The report suggests that information technology should play a central role in the redesign of the healthcare system. An increasing number of US physicians have access to the world wide web, and use email for professional communications, although the number of physicians using electronic medical records, communicating with patients by email, and using computerised physician entry remains quite limited. Each of these are examples of how information technology can impact on healthcare. The report is somewhat vague as to who will pay for the initial investment in information technology. Although I believe that most hospitals in the US will move toward and support computerised physician order entry as a way to reduce medical errors, that does not address issues related to electronic medical records or email communication. There will be two hurdles to overcome with respect to these advances. The first relates to issues of privacy and confidentiality with both electronic medical records and email communication. The second relates to financing, we are not a healthcare system that often makes short term investments for possible long term reductions in cost and improvement in quality.

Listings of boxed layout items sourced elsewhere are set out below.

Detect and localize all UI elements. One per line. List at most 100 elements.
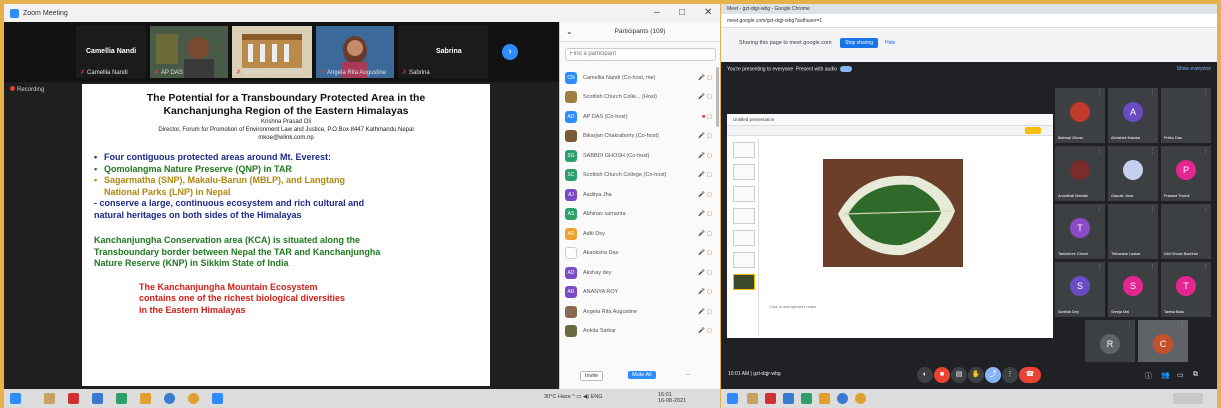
avatar <box>565 130 577 143</box>
participant-row[interactable]: AD Aditi Dey 🎤 ▢ <box>560 224 718 244</box>
participant-tile[interactable]: ⋮ Arundhati Mandal <box>1055 146 1105 201</box>
windows-start-icon[interactable] <box>727 393 738 404</box>
chrome-icon[interactable] <box>188 393 199 404</box>
slide-thumbnail[interactable] <box>733 142 755 158</box>
slide-thumbnail[interactable] <box>733 164 755 180</box>
app-icon[interactable] <box>140 393 151 404</box>
app-icon[interactable] <box>765 393 776 404</box>
camera-off-button[interactable]: ■ <box>934 367 950 383</box>
tile-menu-icon[interactable]: ⋮ <box>1097 90 1102 96</box>
participant-tile[interactable]: ⋮ S Sreeja Mal <box>1108 262 1158 317</box>
app-icon[interactable] <box>819 393 830 404</box>
tile-menu-icon[interactable]: ⋮ <box>1180 322 1185 328</box>
hide-button[interactable]: Hide <box>885 40 895 46</box>
tile-menu-icon[interactable]: ⋮ <box>1203 264 1208 270</box>
tile-menu-icon[interactable]: ⋮ <box>1097 148 1102 154</box>
participant-tile[interactable]: ⋮ T Tanushree Ghosh <box>1055 204 1105 259</box>
tile-menu-icon[interactable]: ⋮ <box>1203 90 1208 96</box>
app-icon[interactable] <box>116 393 127 404</box>
slide-thumbnail-selected[interactable] <box>733 274 755 290</box>
tile-menu-icon[interactable]: ⋮ <box>1097 206 1102 212</box>
more-button[interactable]: ... <box>685 370 691 377</box>
speaker-notes[interactable]: Click to add speaker notes <box>769 304 816 309</box>
participant-row[interactable]: AR ANANYA ROY 🎤 ▢ <box>560 283 718 303</box>
tile-menu-icon[interactable]: ⋮ <box>1150 148 1155 154</box>
tile-menu-icon[interactable]: ⋮ <box>1150 264 1155 270</box>
participant-row[interactable]: SG SABBDI GHOSH (Co-host) 🎤 ▢ <box>560 146 718 166</box>
tile-menu-icon[interactable]: ⋮ <box>1127 322 1132 328</box>
video-tile-camellia[interactable]: Camellia Nandi ✗ Camellia Nandi <box>76 26 146 78</box>
system-tray[interactable] <box>1173 393 1203 404</box>
participant-row[interactable]: AD Akshay dey 🎤 ▢ <box>560 263 718 283</box>
tile-menu-icon[interactable]: ⋮ <box>1203 206 1208 212</box>
activities-icon[interactable]: ⧉ <box>1193 371 1198 379</box>
audio-toggle[interactable] <box>840 66 853 72</box>
participant-row[interactable]: AD AP DAS (Co-host) ■ ▢ <box>560 107 718 127</box>
participant-row[interactable]: Angela Rita Augustine 🎤 ▢ <box>560 302 718 322</box>
maximize-icon[interactable]: □ <box>679 7 685 18</box>
people-icon[interactable]: 👥 <box>1161 371 1170 379</box>
edge-icon[interactable] <box>837 393 848 404</box>
participant-row[interactable]: SC Scottish Church College (Co-host) 🎤 ▢ <box>560 166 718 186</box>
slide-thumbnail[interactable] <box>733 230 755 246</box>
video-tile-sabrina[interactable]: Sabrina ✗ Sabrina <box>398 26 488 78</box>
participant-row[interactable]: CN Camellia Nandi (Co-host, me) 🎤 ▢ <box>560 68 718 88</box>
participant-tile[interactable]: ⋮ Prithu Das <box>1161 88 1211 143</box>
slide-thumbnail[interactable] <box>733 208 755 224</box>
slideshow-button[interactable] <box>1025 127 1041 134</box>
collapse-icon[interactable]: ⌄ <box>566 22 573 42</box>
mic-button[interactable]: ◐ <box>917 367 933 383</box>
participant-row[interactable]: Scottish Church Colle... (Host) 🎤 ▢ <box>560 88 718 108</box>
close-icon[interactable]: ✕ <box>704 7 712 18</box>
mail-icon[interactable] <box>92 393 103 404</box>
slide-thumbnail[interactable] <box>733 252 755 268</box>
next-page-button[interactable]: › <box>502 44 518 60</box>
chat-icon[interactable]: ▭ <box>1177 371 1184 379</box>
participant-tile[interactable]: ⋮ Didi Ghosh Bachhar <box>1161 204 1211 259</box>
zoom-taskbar-icon[interactable] <box>212 393 223 404</box>
minimize-icon[interactable]: – <box>654 7 660 18</box>
windows-start-icon[interactable] <box>10 393 21 404</box>
edge-icon[interactable] <box>164 393 175 404</box>
present-button[interactable]: ⤴ <box>985 367 1001 383</box>
participant-tile[interactable]: ⋮ Tirthankar Laskar <box>1108 204 1158 259</box>
captions-button[interactable]: ▤ <box>951 367 967 383</box>
leave-call-button[interactable]: ☎ <box>1019 367 1041 383</box>
system-tray[interactable]: 30°C Haze ^ ▭ ◀) ENG <box>544 394 603 400</box>
participant-search-input[interactable] <box>565 47 716 61</box>
slide-thumbnail[interactable] <box>733 186 755 202</box>
participant-row[interactable]: AJ Aaditya Jha 🎤 ▢ <box>560 185 718 205</box>
mail-icon[interactable] <box>783 393 794 404</box>
participant-tile[interactable]: ⋮ P Prasant Trivedi <box>1161 146 1211 201</box>
participant-tile[interactable]: ⋮ A Abhishek Mandal <box>1108 88 1158 143</box>
participant-row[interactable]: AS Abhinav samanta 🎤 ▢ <box>560 205 718 225</box>
video-tile-angela[interactable]: ✗ Angela Rita Augustine <box>316 26 394 78</box>
tile-menu-icon[interactable]: ⋮ <box>1097 264 1102 270</box>
mute-all-button[interactable]: Mute All <box>628 371 656 379</box>
participant-tile[interactable]: ⋮ Bishwal Ghosh <box>1055 88 1105 143</box>
more-options-button[interactable]: ⋮ <box>1002 367 1018 383</box>
video-tile-scottish-church[interactable]: ✗ Scottish Church Colle... <box>232 26 312 78</box>
participant-tile[interactable]: ⋮ T Tanisa Bala <box>1161 262 1211 317</box>
participant-row[interactable]: Ankita Sarkar 🎤 ▢ <box>560 322 718 342</box>
file-explorer-icon[interactable] <box>44 393 55 404</box>
file-explorer-icon[interactable] <box>747 393 758 404</box>
video-tile-ap-das[interactable]: ✗ AP DAS <box>150 26 228 78</box>
participant-tile[interactable]: ⋮ S Sarthak Dey <box>1055 262 1105 317</box>
tile-menu-icon[interactable]: ⋮ <box>1150 206 1155 212</box>
layout-button[interactable]: Show everyone <box>1177 66 1211 72</box>
tile-menu-icon[interactable]: ⋮ <box>1203 148 1208 154</box>
chrome-icon[interactable] <box>855 393 866 404</box>
clock[interactable]: 16:01 16-08-2021 <box>658 392 686 404</box>
participant-tile[interactable]: ⋮ Gaurab Jana <box>1108 146 1158 201</box>
address-bar[interactable]: meet.google.com/gzt-dqjr-wbg?authuser=1 <box>721 14 1217 28</box>
info-icon[interactable]: ⓘ <box>1145 371 1152 381</box>
participant-row[interactable]: Bikarjan Chakraborty (Co-host) 🎤 ▢ <box>560 127 718 147</box>
tile-menu-icon[interactable]: ⋮ <box>1150 90 1155 96</box>
app-icon[interactable] <box>801 393 812 404</box>
app-icon[interactable] <box>68 393 79 404</box>
participant-row[interactable]: Akanksha Das 🎤 ▢ <box>560 244 718 264</box>
raise-hand-button[interactable]: ✋ <box>968 367 984 383</box>
stop-sharing-button[interactable]: Stop sharing <box>840 38 879 48</box>
invite-button[interactable]: Invite <box>580 371 604 381</box>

The US spends more money on healthcare than virtually any other nation. Although many patients get absolutely superb medical care, there remain many areas for improvement. Medical errors must be reduced. Evidence must be available to practitioners when they need it. Racial and ethnic disparities in healthcare must be eliminated and finally, our system (and physicians) should listen more carefully to what patients want from healthcare and help them get it. Unfortunately, I am increasingly concerned that we may develop a two tiered healthcare system. Well educated patients with private insurance may increasingly enter systems that can provide the key components of healthcare as articulated in this report, while less educated patients and those with public insurance will enter systems of care with fewer resources and less ability to respond to patient needs.

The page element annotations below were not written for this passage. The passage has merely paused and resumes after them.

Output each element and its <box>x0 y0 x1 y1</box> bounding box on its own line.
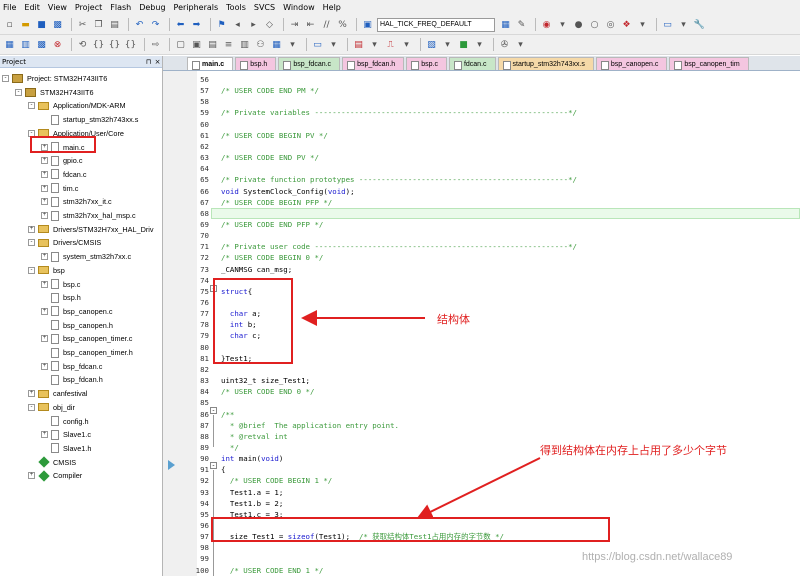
annotation-arrows <box>301 310 541 519</box>
struct-annotation: 结构体 <box>437 313 470 326</box>
sizeof-arrow <box>416 457 541 519</box>
watermark: https://blog.csdn.net/wallace89 <box>582 551 733 563</box>
sizeof-annotation: 得到结构体在内存上占用了多少个字节 <box>540 444 727 457</box>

I applaud the report from the Institute of Medicine. There are only two areas to which I would take exception. Although the report addresses the financing of the healthcare system, emphasising the need to align incentives with reimbursement, it does not address either health insurance for all citizens or for a single payer system. Despite its call for radical change in the system, without significant changes in the number of citizens that are insured and how we finance the system, I am concerned that few dramatic changes will be possible. Firstly, virtually every group involved in healthcare—patients, insurers, hospitals, purchasers, and clinicians—decry the administrative complexity of our system, but fail to articulate that change is unlikely with so many different payers. Hopefully, I will be proved wrong. Secondly, the faith in information technology and quality improvement may not be supported by evidence. Information technology should help to computerise reminders for physicians and patients, but whether it can help with complex medical decisions is uncertain. Although I agree that quality improvement is a critically important endeavour for medicine, I do not believe that it should be its essence.
What does this report mean for healthcare systems in other countries? Although many countries insure a larger percentage of their citizens than the US, problems with efficiency, disparities, medical errors, waiting times, translating evidence into practice, and responsiveness to patients, are not unique to the US. The Institute of Medicine report articulates a vision of healthcare for the 21st century that is relevant to healthcare systems worldwide.